Upsetting the Political Establishment
As the citizens coalition in Akron prepares to campaign for its initiative in November, the challenge it faces is formidable. In addition to the muscle provided by Morgan Stanley, Plusquellic enters his third decade in office with a keen ability to marginalize his political opponents -- he has already attempted to brand them "the born-against" -- and few on the City Council are willing to oppose him.
As in Stockton, there are indications that the privatization plan may be on a fast track. In late July, after only two short months, an "advisory group" assembled by the mayor to study his proposal returned a favorable opinion of the deal. Some in the citizens coalition worry that the group's blanket endorsement, issued without an actual contact, may signal a go-ahead for the mayor to cut a deal in advance of the November ballot initiative.
Meanwhile, the mayor has also lobbied the City Council to send his own proposal to ballot this fall. The mayor's proposal -- outlining only abstractly his privatization plan -- asks voters to pre-approve the privatization of Akron's sewer system. The proposal will appear on the same ballot as the Citizens SOS initiative and, if approved, could arguably pre-empt its effects.
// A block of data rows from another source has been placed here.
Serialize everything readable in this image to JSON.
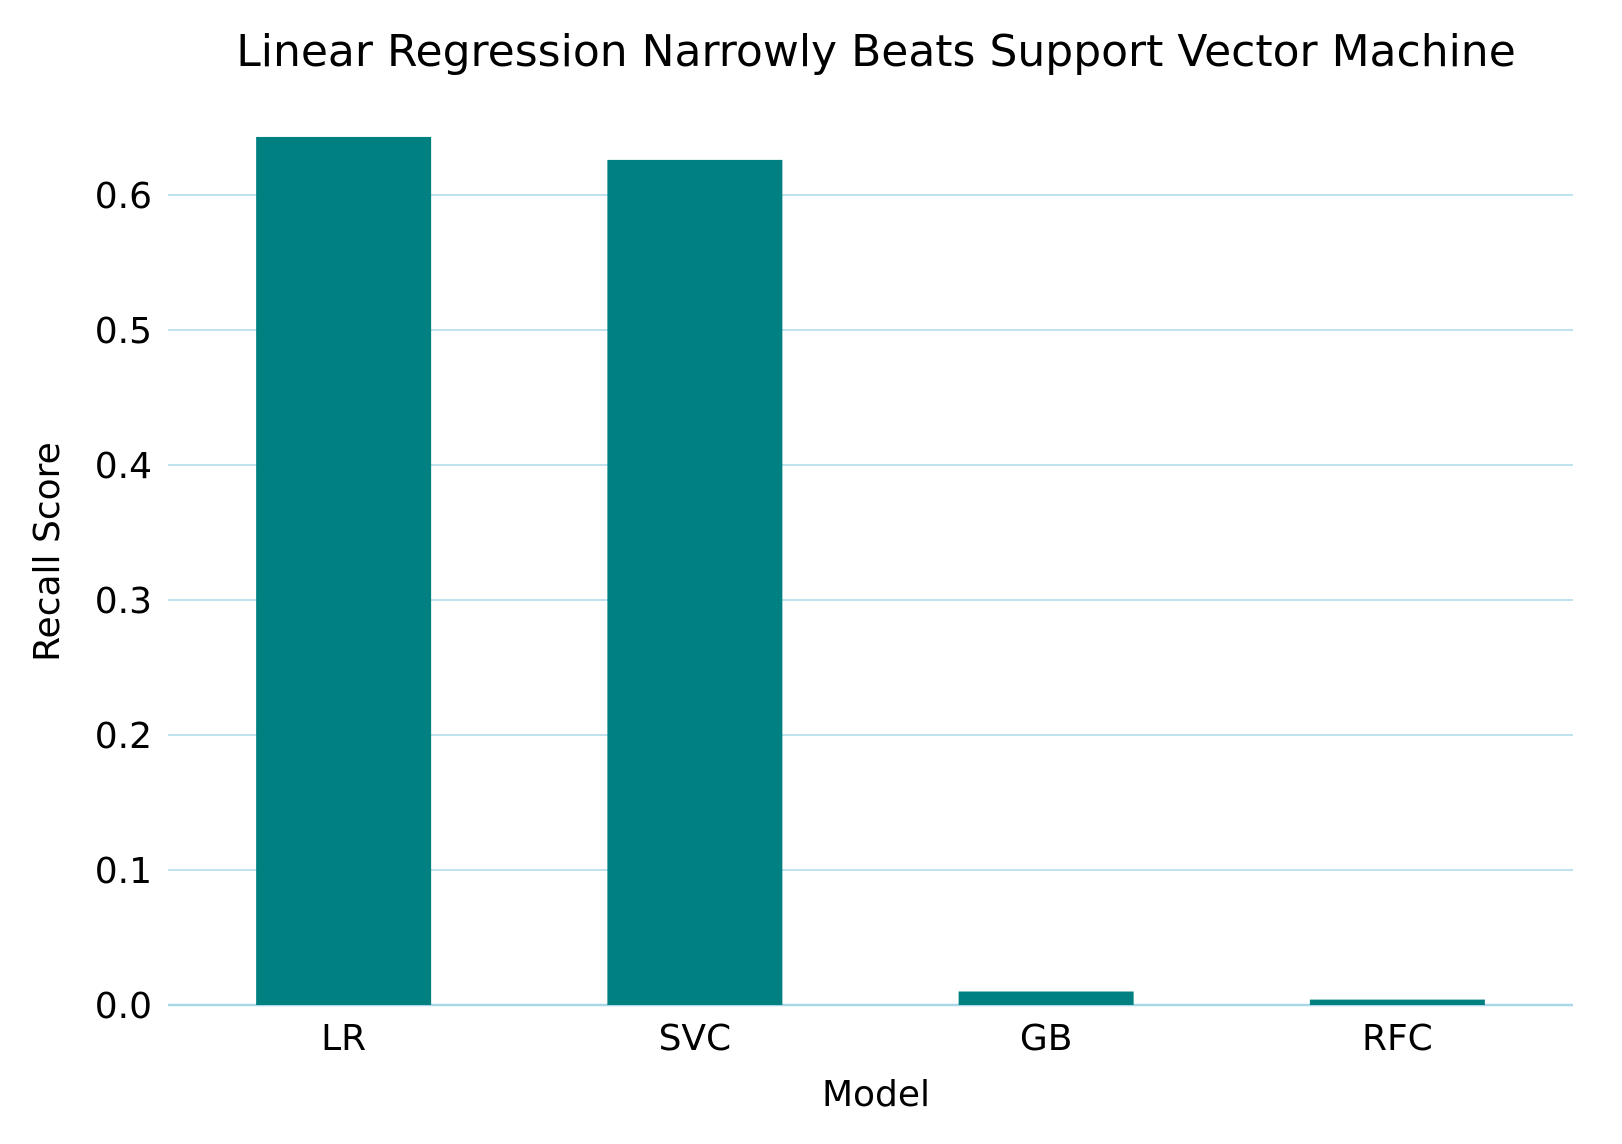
{
  "chart_data": {
    "type": "bar",
    "title": "Linear Regression Narrowly Beats Support Vector Machine",
    "xlabel": "Model",
    "ylabel": "Recall Score",
    "categories": [
      "LR",
      "SVC",
      "GB",
      "RFC"
    ],
    "values": [
      0.643,
      0.626,
      0.01,
      0.004
    ],
    "ylim": [
      0,
      0.66
    ],
    "yticks": [
      0.0,
      0.1,
      0.2,
      0.3,
      0.4,
      0.5,
      0.6
    ],
    "ytick_labels": [
      "0.0",
      "0.1",
      "0.2",
      "0.3",
      "0.4",
      "0.5",
      "0.6"
    ],
    "grid": true,
    "legend": "none",
    "colors": {
      "bar": "#008080",
      "grid": "#a8d8e8",
      "text": "#000000"
    }
  }
}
But if the odds seem stacked against Citizens SOS and those who would slow the political and economic machinery bent on privatization, the end to this story is far from written. In 1998, a coalition of much the same composition passed Akron's first and only successful ballot initiative. Against the will of the mayor, and with the support of only two of 13 council members, voters decided to reform campaign finance in Akron. With one ballot victory under its belt, and a model in the efforts of Stockton residents to retain public control of their water utility, Citizens SOS could once again upset the entrenched political establishment in Akron.
And while no issue boils down to a single ballot initiative, a victory for the citizens' coalition in Akron could prove to be yet another stake in the heart of water profiteers. On the heals of the re-municipalization of Paris' utilities, the poor American Water IPO, and the decision in Stockton, a victory in Akron could quickly become the next benchmark in a public backlash against the corporate control of water.